Pointing to Flickr reminds me of the changes in their terms of service. Much as I like the people behind Flickr, I don’t in the least like the direction their application has taken in the past few months. While they justifiably need to protect their service against abuse (it’s not a bandwidth sink for banners or other page design elements, and they have to abide by others’ copyright laws), the ludic t-shirt phase of Flickr has passed, and the serious button-down shirt phase has arrived — pretty soon, Flickr will be wearing a power tie and fancy suit, and its early enthusiasts will have migrated elsewhere. I don’t assent to the premise that “sharing digitized photos” and “sharing other digitized images” constitutes a fundamental distinction in the value of the service (and if it were that important, it would not be overwhelmingly difficult to implement a “photo” on/off switch to guide searches). I don’t agree that Flickr needs to forbid “photos that include frontal nudity, genitalia or anything else that your bathing suit should cover” (that’s what their sensible “this might be offensive” button was meant to deal with). I don’t think that the recipe for enduring business success involves abandoning the spirit that made you popular.

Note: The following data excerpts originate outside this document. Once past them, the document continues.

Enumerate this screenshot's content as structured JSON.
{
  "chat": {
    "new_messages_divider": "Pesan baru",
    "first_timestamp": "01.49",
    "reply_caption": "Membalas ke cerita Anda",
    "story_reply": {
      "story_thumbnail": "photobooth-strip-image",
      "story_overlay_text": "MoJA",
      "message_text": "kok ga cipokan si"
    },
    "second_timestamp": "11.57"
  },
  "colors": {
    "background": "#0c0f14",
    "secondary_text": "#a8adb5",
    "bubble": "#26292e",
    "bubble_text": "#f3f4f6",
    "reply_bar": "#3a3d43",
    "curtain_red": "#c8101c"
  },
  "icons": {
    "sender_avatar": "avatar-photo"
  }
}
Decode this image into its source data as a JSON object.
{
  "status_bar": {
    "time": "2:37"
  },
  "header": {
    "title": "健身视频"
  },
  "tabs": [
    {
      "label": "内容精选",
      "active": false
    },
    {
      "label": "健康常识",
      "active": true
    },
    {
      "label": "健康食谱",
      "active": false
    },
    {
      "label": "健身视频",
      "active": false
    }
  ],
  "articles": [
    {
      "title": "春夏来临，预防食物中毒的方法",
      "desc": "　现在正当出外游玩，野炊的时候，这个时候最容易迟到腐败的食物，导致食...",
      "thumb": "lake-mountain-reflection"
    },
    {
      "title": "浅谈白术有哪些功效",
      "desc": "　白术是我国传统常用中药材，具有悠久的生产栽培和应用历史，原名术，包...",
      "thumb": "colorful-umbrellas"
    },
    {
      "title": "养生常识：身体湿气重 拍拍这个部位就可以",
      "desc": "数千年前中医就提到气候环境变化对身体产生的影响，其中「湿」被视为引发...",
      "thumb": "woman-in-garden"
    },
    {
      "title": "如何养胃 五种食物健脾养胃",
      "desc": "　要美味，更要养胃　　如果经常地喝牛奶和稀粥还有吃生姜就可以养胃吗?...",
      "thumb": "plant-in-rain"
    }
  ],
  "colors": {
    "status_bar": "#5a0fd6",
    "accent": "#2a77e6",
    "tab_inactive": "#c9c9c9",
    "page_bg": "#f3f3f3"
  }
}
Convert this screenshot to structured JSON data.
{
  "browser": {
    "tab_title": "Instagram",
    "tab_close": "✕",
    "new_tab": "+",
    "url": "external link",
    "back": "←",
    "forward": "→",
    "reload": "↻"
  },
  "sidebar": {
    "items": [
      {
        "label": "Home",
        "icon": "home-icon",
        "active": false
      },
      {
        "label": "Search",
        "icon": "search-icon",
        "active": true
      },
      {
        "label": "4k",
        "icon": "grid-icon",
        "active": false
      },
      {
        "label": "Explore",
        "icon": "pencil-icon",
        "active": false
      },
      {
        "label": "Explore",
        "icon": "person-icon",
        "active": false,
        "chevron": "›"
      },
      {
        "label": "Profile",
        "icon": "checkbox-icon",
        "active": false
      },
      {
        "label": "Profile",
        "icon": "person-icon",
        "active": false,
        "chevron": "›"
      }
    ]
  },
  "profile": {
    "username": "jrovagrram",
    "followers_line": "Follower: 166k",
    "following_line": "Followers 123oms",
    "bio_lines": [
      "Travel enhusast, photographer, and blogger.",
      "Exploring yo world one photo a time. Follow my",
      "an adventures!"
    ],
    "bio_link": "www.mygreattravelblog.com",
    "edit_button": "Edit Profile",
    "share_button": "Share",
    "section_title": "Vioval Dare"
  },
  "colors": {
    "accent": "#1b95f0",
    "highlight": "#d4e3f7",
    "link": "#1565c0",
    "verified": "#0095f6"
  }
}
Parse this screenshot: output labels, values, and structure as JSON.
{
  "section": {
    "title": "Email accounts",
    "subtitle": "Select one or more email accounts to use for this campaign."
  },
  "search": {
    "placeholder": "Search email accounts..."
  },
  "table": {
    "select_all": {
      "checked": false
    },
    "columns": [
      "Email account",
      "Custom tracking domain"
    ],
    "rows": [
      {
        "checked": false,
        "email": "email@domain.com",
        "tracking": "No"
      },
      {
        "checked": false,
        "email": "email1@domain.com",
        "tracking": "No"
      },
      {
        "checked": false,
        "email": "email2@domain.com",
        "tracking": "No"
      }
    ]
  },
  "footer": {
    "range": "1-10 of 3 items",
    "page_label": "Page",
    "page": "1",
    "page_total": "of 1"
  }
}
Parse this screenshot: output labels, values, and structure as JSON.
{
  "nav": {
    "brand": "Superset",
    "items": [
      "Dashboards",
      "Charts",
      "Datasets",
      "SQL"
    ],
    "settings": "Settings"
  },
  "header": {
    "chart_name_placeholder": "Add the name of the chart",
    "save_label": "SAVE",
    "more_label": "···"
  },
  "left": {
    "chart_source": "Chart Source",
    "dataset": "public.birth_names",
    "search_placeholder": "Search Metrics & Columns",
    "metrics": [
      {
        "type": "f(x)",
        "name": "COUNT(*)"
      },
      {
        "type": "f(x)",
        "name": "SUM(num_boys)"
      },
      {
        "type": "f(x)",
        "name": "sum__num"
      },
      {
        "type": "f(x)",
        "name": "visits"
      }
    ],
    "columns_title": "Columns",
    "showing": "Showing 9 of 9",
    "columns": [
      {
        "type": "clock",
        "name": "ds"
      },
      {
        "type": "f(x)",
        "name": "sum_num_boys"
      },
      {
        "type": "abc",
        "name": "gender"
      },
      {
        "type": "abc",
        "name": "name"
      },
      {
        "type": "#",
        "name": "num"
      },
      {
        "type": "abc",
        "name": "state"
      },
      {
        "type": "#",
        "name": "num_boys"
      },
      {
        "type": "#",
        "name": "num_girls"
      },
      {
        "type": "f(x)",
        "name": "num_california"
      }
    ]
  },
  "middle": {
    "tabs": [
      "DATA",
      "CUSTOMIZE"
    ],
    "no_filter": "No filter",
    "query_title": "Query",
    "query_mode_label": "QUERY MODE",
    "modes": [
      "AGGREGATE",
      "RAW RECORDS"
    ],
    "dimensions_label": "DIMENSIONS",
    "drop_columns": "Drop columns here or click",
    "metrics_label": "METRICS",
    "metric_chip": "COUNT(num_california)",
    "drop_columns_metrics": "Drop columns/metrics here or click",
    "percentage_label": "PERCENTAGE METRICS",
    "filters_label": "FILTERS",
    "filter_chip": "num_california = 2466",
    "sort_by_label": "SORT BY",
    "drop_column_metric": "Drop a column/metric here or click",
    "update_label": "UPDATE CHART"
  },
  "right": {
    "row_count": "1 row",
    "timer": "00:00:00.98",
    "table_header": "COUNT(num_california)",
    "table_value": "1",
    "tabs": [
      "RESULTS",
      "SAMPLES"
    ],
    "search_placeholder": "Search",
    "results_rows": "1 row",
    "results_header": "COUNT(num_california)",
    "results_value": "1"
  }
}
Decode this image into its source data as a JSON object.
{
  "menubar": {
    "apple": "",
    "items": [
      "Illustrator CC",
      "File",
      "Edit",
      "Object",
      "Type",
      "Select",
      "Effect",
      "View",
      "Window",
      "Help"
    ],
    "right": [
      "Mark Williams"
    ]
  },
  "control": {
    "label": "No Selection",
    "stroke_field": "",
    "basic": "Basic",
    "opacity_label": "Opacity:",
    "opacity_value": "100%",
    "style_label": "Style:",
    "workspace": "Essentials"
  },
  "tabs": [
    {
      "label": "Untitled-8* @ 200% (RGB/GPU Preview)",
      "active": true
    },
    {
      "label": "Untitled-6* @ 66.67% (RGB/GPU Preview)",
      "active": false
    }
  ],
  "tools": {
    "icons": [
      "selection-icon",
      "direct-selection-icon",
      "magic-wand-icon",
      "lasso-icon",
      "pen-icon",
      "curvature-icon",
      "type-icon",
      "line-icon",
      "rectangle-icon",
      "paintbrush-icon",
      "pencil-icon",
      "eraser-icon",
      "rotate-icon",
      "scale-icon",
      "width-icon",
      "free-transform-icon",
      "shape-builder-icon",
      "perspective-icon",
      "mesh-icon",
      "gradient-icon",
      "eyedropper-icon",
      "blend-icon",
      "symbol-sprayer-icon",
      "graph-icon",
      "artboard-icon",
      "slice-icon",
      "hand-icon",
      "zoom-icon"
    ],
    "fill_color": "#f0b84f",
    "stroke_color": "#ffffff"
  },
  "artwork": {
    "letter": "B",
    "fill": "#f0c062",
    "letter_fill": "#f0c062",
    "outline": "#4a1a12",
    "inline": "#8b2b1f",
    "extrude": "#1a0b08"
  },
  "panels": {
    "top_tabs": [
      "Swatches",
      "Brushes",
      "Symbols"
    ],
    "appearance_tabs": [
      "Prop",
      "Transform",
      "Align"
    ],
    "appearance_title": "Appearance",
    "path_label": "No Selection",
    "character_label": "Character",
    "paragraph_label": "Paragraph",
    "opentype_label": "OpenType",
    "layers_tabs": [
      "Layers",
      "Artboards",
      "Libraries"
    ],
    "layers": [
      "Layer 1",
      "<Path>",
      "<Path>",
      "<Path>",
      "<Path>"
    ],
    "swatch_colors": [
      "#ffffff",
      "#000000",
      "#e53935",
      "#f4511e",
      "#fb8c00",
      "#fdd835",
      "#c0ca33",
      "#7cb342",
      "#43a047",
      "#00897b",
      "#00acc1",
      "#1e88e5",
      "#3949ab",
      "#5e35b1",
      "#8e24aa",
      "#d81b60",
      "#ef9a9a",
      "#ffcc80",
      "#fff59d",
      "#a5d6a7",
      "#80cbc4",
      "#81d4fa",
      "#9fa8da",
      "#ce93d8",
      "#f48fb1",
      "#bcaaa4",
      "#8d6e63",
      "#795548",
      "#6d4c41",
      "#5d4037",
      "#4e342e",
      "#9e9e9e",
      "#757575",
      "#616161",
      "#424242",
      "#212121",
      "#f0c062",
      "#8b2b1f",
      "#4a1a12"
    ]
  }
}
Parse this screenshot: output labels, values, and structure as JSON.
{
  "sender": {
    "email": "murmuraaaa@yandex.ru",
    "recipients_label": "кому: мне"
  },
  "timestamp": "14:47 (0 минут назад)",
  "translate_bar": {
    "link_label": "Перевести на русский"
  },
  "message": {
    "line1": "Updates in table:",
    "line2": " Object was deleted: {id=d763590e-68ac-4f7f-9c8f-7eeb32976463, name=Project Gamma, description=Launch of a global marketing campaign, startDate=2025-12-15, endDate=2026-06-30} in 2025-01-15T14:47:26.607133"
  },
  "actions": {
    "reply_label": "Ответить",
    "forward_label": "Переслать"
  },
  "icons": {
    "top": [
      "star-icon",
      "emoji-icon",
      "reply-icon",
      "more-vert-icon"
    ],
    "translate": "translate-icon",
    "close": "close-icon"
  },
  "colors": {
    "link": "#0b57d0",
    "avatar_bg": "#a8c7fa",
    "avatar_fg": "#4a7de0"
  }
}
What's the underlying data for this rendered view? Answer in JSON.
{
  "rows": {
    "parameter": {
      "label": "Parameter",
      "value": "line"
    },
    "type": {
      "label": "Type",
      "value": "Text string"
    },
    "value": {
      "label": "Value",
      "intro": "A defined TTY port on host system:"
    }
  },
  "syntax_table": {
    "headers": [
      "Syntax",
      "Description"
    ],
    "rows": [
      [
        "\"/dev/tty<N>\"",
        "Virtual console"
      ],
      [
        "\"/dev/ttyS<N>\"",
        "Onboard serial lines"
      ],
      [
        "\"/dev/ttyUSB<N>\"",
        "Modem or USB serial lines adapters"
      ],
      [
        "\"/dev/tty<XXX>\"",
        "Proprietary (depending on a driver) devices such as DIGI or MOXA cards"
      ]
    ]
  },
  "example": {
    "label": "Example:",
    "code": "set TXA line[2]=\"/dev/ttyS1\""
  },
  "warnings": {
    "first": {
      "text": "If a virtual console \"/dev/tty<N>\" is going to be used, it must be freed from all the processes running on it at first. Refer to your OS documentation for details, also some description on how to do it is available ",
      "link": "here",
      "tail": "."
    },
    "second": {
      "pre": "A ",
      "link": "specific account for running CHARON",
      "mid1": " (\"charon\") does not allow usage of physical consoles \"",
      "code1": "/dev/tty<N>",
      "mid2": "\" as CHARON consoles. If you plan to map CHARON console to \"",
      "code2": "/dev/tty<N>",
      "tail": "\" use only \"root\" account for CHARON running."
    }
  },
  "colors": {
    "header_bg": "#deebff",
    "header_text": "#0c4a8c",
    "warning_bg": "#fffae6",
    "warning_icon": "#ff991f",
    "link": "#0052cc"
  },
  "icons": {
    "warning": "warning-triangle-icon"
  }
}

I wish everyone well, and I may keep on using Flickr out of inertia (even though I regularly upload non-photo images, the horror!). But is this what Web 2.0 is about? I don’t think so.

Technorati Tags:
,

Another Kind of Tag

I used to have three taglines for this blog:

All times are local.
Local times may vary.
Minutes do not expire.

drawn from various advertisements and warnings. Our family loves pondering the metaphysics implied by claims such as these.

Margaret reports that Nate spotted another such line in an advertisement for a Rochester auto merchant: “Central location is minutes from anywhere.”

As opposed to. . . ?

And since I’ve found a spot to bury this information in an unrelated post, I will note here that Fortress has announced the publication for Faithful Interpretation for October. W00t!